PREY ist das mit Spannung erwartete Sci-Fi-Actionspiel in First-Person-Perspektive von Arkane Studios – den Köpfen hinter der preisgekrönten Dishonored-Reihe.

Zum Spiel

Sie erwachen an Bord der Raumstation Talos I und finden sich in der Rolle des Hauptprobanden eines Experiments wieder, das die Menschheit für immer verändern soll – aber etwas ist fürchterlich schiefgegangen. Die Talos I wurde von Aliens überrannt und nur Sie können die Typhon aufhalten, die drohen, die Menschheit zu vernichten. Als Morgan Yu stehen Ihnen im Kampf gegen den Alien-Befall nur die Werkzeuge zur Verfügung, die Sie auf der Station finden, sowie Ihr Verstand, Ihre Waffen und bewusstseinsverändernden Fähigkeiten. Es liegt also nun an Ihnen, die Geheimnisse der Talos I zu enthüllen und die Welt vor den Typhon zu beschützen.

Test

„Beten“ ist das richtige Stichwort, denn ein kleiner Spruch gen Himmel ist in Anbetracht des drohenden Albtraums sicher nicht verkehrt. Zunächst wirkt alles gehoben und normal auf der gewaltigen Raumstation, doch der Anschein trübt.

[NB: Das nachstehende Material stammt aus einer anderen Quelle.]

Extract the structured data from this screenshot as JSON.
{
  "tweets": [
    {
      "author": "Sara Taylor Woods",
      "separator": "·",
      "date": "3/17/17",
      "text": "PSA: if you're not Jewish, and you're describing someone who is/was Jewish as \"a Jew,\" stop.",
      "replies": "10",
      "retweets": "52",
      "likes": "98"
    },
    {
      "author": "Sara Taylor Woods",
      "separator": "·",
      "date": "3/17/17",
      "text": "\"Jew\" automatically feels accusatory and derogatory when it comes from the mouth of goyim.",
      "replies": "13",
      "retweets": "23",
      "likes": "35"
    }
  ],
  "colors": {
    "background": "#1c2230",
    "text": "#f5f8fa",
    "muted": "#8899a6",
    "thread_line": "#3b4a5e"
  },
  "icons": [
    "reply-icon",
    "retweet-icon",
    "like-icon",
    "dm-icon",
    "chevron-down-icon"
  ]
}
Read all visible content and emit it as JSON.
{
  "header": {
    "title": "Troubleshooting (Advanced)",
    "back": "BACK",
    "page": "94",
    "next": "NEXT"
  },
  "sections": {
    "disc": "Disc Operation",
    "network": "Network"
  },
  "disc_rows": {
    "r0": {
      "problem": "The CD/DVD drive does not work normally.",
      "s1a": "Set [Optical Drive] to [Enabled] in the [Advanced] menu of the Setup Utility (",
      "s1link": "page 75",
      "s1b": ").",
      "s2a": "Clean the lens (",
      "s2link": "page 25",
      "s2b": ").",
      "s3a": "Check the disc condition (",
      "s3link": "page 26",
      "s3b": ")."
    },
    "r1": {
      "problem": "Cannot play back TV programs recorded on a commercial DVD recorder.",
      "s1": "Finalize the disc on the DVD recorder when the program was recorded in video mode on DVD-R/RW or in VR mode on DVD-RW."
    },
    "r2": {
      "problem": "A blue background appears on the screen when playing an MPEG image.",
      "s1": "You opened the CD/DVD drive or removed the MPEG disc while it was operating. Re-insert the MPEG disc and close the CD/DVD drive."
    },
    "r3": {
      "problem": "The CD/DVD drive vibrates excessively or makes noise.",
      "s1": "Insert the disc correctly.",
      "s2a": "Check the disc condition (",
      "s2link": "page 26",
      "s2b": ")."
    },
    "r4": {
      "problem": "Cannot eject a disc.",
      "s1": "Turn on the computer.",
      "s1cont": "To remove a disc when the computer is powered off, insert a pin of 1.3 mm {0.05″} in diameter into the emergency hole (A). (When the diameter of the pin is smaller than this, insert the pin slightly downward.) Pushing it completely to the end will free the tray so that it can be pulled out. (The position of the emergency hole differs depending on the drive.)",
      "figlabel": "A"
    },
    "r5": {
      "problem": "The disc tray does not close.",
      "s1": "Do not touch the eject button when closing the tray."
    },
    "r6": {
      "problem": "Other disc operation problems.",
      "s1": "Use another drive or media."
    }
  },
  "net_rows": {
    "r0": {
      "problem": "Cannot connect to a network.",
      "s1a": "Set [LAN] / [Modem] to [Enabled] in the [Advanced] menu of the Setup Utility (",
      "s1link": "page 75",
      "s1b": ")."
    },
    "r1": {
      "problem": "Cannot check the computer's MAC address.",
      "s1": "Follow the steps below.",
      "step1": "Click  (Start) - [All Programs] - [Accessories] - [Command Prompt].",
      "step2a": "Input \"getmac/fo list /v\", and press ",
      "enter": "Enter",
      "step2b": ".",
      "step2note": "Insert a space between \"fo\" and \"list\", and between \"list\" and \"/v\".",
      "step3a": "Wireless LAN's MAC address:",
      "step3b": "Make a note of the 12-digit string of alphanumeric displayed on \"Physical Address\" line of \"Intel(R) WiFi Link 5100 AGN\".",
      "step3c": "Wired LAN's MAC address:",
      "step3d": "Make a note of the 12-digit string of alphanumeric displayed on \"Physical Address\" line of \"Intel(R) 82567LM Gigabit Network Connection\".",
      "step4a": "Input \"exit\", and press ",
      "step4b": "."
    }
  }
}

Die Zeiten geraten durcheinander und man befindet sich in einer alternativen Realität wieder – in der man überleben muss, sonst war’s das mit der Menschheit.

Talos 1, die Raumstation des Übels, ist ein beeindruckende Konstruktion. Sie besteht aus 13 mehrstöckigen und weitläufigen Ebenen. Wohnquartiere, Kino, Hallenbad und sogar ein erstklassiger Blick durch eine Kuppe auf Sonne, Mond und Erde wirken erstmal wenig angsteinflößend. Es liegt auch erstmal in der Hand des Spielers, wie man dieses Areal erkundet. Auch wie man seine Neuromods einsetzt, ist einem völlig frei überlassen. Man kann neue Fähigkeiten in den Bereichen „Wissenschaftler“, „Ingenieur“ oder „Sicherheit“ gehen und freischalten. Danach ergeben sich neue Möglichkeiten im Spiel. Türen öffnen sich oder verschlossene Luftschächte können entsperrt werden – alles eine Sache der richtigen Fähigkeit.

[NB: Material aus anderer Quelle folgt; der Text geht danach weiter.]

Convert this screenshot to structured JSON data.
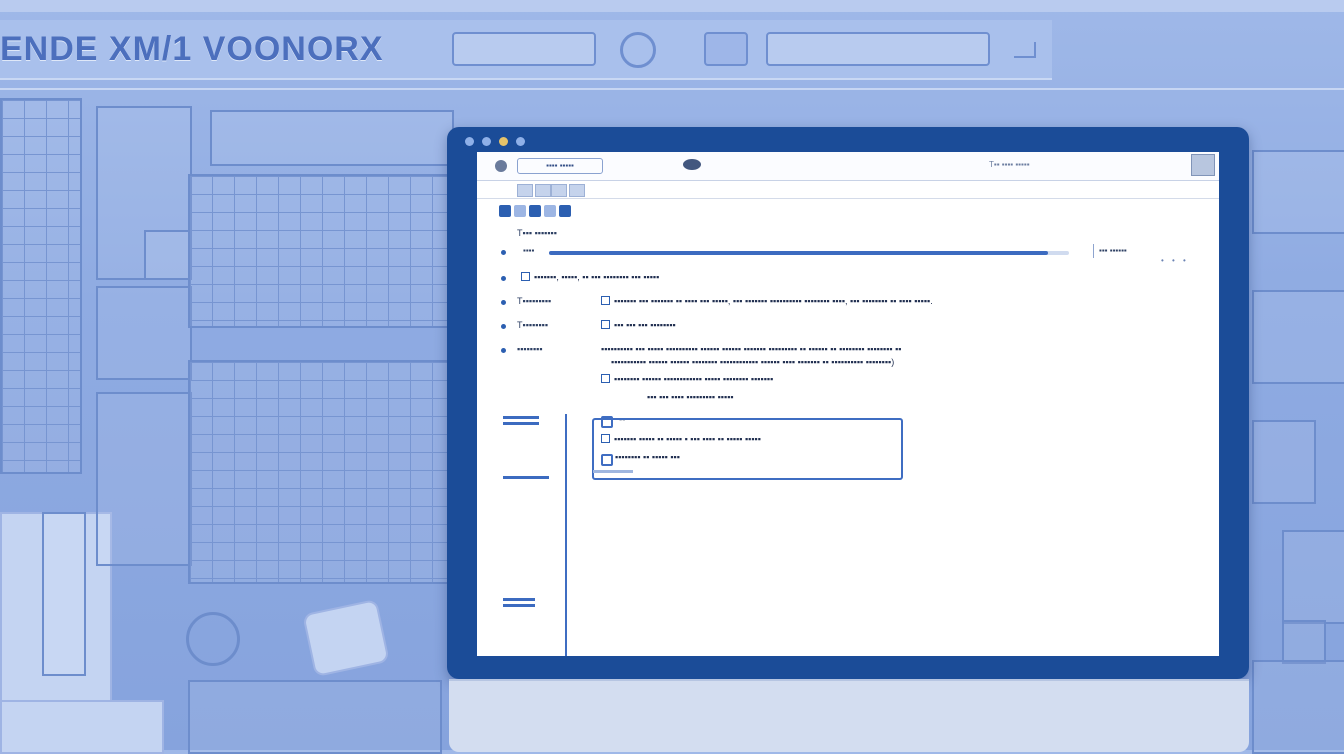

Im weiteren Verlauf des Spiels eignet sich unsere Hauptfigur auch Alien-Fähigkeiten an. PSI-Angriffe, kinetische Explosionen oder die Fähigkeit, sich in jedes beliebige Objekt zu verwandeln. Ich habe den Test gemacht und mein Glück als Klorolle versucht. Dadurch kann man auch zuvor unzugängliche Bereiche erkunden.

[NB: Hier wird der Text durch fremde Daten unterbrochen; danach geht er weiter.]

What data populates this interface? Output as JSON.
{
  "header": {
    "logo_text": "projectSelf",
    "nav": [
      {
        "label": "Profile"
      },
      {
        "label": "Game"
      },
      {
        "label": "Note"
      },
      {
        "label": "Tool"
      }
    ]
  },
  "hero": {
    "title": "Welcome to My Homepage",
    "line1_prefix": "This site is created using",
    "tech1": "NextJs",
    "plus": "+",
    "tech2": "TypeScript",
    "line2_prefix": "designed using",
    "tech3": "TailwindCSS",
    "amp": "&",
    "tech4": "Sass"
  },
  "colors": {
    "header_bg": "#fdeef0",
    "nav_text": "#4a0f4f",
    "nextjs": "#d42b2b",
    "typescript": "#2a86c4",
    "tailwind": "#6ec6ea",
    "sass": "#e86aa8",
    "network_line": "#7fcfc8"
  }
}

Man muss mit Köpfchen an die Verhinderung der Auslöschung der Menschheit rangehen. Wer glaubt a la John Rambo die Alien-Horden aus dem Weg zu räumen, wird schnell auf den Boden der Tatsachen zurück katapultiert. Unser Freund Morgan Yu ist ein Wissenschaftler und kein Terminator. Zudem sind die Aliens nicht zu unterschätzen. Eine direkte Konfrontation lässt auch das Equipment nicht zu. Immerhin findet man im Spiel recht früh sein erstes Werkzeug. Die Gloo-Kanone, die große Batzen einer schnell aushärtenden Masse verschießt, wird schnell zum Freund und Helfer. Damit können Gegner verlangsamt werden – oder man geht den Weg des Architekten und baut gar eine Treppe zu einem Rohr an der Decke, um die Aliens auf diesem Weg zu umgehen.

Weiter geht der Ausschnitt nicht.